6 thoughts on “Back to Bronzefield in time for Easter

  1. Ciaran Goggins April 10, 2022 / 3:38 pm

    Ensure your address is available. Also, opt for being Sikh (better food rations). Consider the tactical use of the hunger strike (don’t do a Tommy and come off after 12 hours cos you are peckish).

    • Alison Chabloz April 10, 2022 / 5:47 pm

      In the event of not being granted bail pending appeal…

      • Ciaran Goggins April 10, 2022 / 6:39 pm

        As I said – last chapter of “Bonfire of the vanities”, you are a Professional Defendant.

  2. Sophie Johnson April 10, 2022 / 9:29 pm

    Oh, Alison darling, this hits a level of absurdiy that cannot but make everyone with a minimal sense of decency want to throttle a judge or a hundred of them. For goodness sakes! You have been tried for the SAME ‘CRIME’ a ridiculous number of times! Surely it does not take a genius judge to realise that it is not a proper use of the courts to accommodate every git who approaches them with the charge that he/she/it has been ‘grossly offended’ by you. For goodness sakes! There are four cloely related principles of law that even I know of that are in place precisely to prevent this inane behaviour by the courts: 1. autrefois acquit, autrefois convict; 2. double jeopardy; 3.Res judicata;
    4. Nemo debet bis vexari (pro una et eadem causa).

    I am going to post a good layman-level outline by ICLR of what these priciples are. Perhaps there is someone among your supporters who is a lawyer, or has a lawyer friend or a relative who is, who might be willing to make out a case for you that entrains these principles.

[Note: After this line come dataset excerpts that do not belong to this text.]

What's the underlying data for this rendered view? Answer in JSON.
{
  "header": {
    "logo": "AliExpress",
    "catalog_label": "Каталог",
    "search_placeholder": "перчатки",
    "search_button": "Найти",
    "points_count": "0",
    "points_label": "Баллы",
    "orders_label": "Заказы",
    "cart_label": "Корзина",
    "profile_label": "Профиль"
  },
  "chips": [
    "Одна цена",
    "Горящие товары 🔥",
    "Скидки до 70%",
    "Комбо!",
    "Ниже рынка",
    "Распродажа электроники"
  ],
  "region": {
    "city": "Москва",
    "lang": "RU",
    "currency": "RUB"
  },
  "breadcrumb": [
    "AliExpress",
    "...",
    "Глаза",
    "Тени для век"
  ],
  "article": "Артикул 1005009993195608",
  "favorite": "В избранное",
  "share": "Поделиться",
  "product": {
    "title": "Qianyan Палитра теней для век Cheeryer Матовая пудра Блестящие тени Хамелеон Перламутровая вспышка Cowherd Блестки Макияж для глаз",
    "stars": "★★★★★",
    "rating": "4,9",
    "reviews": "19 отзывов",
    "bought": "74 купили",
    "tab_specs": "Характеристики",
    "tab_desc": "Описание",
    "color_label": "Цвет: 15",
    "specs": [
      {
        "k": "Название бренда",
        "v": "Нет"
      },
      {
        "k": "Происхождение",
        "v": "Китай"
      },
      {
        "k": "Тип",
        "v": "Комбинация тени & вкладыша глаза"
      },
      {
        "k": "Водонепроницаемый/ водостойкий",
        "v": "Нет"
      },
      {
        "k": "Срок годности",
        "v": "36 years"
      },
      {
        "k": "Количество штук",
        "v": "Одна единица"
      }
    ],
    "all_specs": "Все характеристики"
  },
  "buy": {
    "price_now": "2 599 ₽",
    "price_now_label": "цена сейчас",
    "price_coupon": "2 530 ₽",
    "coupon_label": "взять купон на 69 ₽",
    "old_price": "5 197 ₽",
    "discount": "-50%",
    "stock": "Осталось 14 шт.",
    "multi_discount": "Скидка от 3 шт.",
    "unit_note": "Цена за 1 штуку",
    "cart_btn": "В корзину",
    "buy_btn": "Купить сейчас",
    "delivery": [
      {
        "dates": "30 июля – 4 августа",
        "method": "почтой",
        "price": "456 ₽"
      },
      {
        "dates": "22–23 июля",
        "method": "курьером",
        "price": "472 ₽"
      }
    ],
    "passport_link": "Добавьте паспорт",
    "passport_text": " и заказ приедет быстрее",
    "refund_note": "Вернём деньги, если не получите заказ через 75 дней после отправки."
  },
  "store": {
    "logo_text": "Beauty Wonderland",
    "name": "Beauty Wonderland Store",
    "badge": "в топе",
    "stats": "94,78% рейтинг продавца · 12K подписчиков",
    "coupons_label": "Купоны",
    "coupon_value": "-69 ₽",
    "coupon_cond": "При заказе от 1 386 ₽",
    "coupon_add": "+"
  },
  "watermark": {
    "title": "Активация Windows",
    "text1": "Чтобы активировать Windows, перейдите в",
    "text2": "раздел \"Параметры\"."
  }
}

I shall call you tomorrow.

    Much love,

    Autrefois acquit, autrefois convict

    “Autrefois acquit” roughly translates as “previously acquitted”, and “autrefois convict” as “previously convicted”.

    These expressions, in medieval law French, are used to describe pleas by a defendant in criminal proceedings asking the court to halt the proceedings on the ground that they have already been tried and acquitted (or convicted) in respect of the same facts or conduct.

    Double jeopardy

    A plea in criminal proceedings, based on the principle that a person should not be tried twice for the same offence arising out of the same circumstances. It is a procedural defence to a criminal charge, that the defendant has already been tried and acquitted or convicted on the same charge. If so, the court must halt the new proceedings.

    See also: autrefois acquit, autrefois convict; Nemo debet bis vexari

    Res judicata

    Roughly translates as “a matter already judged” or previously decided.

    This is a Latin saying that expresses the principle that where a matter of fact or point of law has already been decided, there is no justification for re-litigating or deciding it afresh. The principle is intended to promote certainty and the efficient use of judicial resources, as well as protecting litigants from abuse of process.

    The fact that a matter is res judicata does not preclude an appeal.

    Nemo debet bis vexari (pro una et eadem causa)

    Roughly translates as “No one should be tried twice in respect to the same matter.”

    This is a Latin saying that expresses what in criminal law is known as the rule against double jeopardy, ie the notion that a person should not be “vexed” or have to answer for themselves by being tried or punished more than once for any particular accusation brought against them. In civil law it means a person should not be sued more than once over the same dispute.